His body was drawn up by the middle into an arch, and nothing touched the bed but the head and the heels; the toes were turned back in the most extraordinary contortion, and the teeth set by the rigour of the convulsion, and in the man's white face and fixed eyes were the horror and anxiety, that so often show themselves when the body feels itself in the grip of Death.
Mr. Osmond the surgeon was there; he had applied a succession of hot cloths to the pit of the stomach, and was trying to get laudanum down the throat, but the clenched teeth were impassable.
He now looked up and said politely, “Ah! Dr. Sampson, I am glad to see you here. The seizure is of a cataleptic nature, I apprehend. The treatment hitherto has been hot epithems to the abdomen, and——”
Here Sampson, who had examined the patient keenly, and paid no more attention to Osmond than to a fly buzzing, interrupted him as unceremoniously—
“Poisoned,” said he philosophically.
“Poisoned!!” screamed the people.
“Poisoned!” cried Mr. Osmond, in whose little list of stereotyped maladies poisoned had no place. “Is there any one you have reason to suspect?”
“I don't suspect, nor conject, sir: I know.
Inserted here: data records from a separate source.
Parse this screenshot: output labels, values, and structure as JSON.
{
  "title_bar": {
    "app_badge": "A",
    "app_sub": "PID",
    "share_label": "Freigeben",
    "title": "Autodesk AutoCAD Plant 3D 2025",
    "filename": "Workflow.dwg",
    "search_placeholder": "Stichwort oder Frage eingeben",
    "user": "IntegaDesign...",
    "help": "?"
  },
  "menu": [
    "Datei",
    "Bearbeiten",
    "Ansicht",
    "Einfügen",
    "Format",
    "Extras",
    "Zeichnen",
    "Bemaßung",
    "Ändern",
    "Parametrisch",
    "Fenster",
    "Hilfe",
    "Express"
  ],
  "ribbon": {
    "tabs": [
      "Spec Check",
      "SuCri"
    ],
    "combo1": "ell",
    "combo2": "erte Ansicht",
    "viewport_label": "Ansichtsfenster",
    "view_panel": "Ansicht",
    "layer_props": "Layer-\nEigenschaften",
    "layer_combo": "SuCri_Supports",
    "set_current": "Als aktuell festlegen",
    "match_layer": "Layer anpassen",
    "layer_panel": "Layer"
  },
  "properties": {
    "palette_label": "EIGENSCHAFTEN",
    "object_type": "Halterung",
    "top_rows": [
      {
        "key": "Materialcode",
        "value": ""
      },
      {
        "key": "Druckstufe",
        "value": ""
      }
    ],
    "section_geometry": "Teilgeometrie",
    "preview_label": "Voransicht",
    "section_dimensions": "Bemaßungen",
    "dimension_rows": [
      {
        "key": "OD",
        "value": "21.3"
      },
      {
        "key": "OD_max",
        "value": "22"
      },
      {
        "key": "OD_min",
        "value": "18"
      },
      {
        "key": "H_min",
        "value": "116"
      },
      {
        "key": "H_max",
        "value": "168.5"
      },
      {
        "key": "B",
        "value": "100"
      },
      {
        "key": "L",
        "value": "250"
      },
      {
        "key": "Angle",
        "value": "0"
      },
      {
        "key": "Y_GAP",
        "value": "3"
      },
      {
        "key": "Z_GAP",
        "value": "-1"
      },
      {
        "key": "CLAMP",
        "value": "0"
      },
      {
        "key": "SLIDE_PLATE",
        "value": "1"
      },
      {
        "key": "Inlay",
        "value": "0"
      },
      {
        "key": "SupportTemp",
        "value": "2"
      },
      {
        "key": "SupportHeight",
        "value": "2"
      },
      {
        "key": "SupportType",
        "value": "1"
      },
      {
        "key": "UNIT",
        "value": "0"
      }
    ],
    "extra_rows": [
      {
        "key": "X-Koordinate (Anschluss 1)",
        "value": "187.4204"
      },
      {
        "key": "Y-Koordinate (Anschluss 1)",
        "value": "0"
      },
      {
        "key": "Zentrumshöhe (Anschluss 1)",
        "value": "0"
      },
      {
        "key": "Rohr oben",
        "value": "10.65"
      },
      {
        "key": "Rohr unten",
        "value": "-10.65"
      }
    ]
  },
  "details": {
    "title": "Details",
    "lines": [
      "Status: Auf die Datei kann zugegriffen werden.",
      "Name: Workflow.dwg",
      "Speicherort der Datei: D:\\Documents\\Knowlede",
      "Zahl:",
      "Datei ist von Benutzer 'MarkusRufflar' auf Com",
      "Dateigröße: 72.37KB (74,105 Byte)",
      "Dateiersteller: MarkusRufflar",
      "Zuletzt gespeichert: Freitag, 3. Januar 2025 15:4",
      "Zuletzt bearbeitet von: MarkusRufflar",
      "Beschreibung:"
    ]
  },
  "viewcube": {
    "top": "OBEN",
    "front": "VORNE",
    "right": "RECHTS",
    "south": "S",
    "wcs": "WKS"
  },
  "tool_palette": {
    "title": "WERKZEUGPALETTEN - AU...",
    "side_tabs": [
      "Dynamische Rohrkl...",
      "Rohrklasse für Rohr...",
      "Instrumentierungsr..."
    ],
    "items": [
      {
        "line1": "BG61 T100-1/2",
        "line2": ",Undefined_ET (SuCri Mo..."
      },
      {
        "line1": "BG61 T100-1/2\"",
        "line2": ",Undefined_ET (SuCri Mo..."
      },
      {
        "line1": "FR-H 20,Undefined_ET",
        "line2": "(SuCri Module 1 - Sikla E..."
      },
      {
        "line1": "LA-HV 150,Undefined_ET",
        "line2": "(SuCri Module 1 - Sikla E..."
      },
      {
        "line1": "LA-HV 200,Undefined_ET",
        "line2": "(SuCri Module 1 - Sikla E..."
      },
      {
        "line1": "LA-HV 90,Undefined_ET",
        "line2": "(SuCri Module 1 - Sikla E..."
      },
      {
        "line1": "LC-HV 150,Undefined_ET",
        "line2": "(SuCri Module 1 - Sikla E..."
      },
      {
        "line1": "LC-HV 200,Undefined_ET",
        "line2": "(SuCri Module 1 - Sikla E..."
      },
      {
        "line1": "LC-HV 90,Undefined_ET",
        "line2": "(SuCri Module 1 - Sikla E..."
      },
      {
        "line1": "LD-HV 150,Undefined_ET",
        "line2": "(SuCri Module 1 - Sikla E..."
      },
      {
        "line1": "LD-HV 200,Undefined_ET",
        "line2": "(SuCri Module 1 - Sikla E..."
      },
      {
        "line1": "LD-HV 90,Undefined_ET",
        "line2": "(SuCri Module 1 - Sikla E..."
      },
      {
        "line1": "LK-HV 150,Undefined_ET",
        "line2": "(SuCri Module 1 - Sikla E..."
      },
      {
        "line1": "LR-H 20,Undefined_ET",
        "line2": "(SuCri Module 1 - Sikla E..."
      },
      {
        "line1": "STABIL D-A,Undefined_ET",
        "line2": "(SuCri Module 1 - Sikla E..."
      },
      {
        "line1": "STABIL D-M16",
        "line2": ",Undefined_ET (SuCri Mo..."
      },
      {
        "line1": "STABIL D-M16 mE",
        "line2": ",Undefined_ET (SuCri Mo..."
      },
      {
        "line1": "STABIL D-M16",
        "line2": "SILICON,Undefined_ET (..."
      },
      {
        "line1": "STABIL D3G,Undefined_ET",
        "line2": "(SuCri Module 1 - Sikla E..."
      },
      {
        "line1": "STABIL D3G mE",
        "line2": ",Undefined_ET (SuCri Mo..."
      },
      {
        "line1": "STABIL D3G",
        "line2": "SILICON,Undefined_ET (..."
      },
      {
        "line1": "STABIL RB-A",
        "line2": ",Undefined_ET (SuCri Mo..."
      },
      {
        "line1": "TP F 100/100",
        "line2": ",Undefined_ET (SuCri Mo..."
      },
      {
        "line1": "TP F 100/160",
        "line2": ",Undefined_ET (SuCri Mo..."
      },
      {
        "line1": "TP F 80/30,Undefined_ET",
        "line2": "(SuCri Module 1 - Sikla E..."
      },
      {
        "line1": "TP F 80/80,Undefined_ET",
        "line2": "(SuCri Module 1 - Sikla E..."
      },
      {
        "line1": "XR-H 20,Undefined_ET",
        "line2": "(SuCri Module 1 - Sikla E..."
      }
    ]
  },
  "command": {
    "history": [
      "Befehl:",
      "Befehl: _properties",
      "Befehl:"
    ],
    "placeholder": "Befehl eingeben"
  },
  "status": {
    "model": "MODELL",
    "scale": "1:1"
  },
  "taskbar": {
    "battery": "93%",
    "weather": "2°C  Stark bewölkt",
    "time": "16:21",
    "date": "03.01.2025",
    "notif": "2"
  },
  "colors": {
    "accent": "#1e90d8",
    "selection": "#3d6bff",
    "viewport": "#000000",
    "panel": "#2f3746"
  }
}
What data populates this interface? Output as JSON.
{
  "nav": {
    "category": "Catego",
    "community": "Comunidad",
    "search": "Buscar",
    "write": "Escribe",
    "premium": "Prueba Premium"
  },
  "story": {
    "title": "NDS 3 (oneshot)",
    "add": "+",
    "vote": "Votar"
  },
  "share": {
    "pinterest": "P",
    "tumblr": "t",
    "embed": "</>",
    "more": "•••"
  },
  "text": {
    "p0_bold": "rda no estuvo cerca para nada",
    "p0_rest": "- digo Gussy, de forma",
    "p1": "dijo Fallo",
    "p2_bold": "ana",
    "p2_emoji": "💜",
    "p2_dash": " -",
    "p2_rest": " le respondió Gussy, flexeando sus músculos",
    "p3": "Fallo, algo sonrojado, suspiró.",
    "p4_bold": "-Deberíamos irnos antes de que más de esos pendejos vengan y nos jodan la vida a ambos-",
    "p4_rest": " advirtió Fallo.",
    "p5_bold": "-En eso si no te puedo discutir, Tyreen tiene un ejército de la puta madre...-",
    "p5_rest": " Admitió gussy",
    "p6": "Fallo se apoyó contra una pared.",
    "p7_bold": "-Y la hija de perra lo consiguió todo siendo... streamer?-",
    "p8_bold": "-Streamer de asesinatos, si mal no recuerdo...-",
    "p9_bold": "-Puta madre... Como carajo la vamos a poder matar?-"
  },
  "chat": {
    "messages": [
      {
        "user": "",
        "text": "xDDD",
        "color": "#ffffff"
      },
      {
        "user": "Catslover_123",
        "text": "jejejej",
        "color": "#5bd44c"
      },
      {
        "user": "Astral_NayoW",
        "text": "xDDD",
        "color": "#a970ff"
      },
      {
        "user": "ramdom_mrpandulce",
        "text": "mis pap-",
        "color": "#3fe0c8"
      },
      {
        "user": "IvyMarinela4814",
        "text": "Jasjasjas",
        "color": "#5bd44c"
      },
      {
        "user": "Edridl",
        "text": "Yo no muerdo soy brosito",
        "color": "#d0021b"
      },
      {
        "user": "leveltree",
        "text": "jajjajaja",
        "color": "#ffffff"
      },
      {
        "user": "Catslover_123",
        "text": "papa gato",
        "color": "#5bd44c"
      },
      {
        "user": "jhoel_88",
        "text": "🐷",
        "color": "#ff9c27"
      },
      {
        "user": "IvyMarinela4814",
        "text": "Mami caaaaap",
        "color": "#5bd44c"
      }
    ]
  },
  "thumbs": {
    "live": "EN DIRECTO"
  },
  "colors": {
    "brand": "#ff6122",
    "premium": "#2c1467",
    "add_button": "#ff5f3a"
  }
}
The man is poisoned, the substance strychnine. Now stand out of the way you gaping gabies, and let me work. Hy, young Oxford! you are a man: get behind and hold both his arms for your life! That's you!”
He whipped off his coat laid hold of Osmond's epithems, chucked them across the room, saying, “You may just as well squirt rose-water at a house on fire;” drenched his handkerchief with chloroform, sprang upon the patient like a mountain cat and chloroformed him with all his might.
Attacked so skilfully and resolutely, Maxley resisted little for so strong a man; but the potent poison within fought virulently: as a proof, the chloroform had to be renewed three times before it could produce any effect. At last the patient yielded to the fumes and became insensible.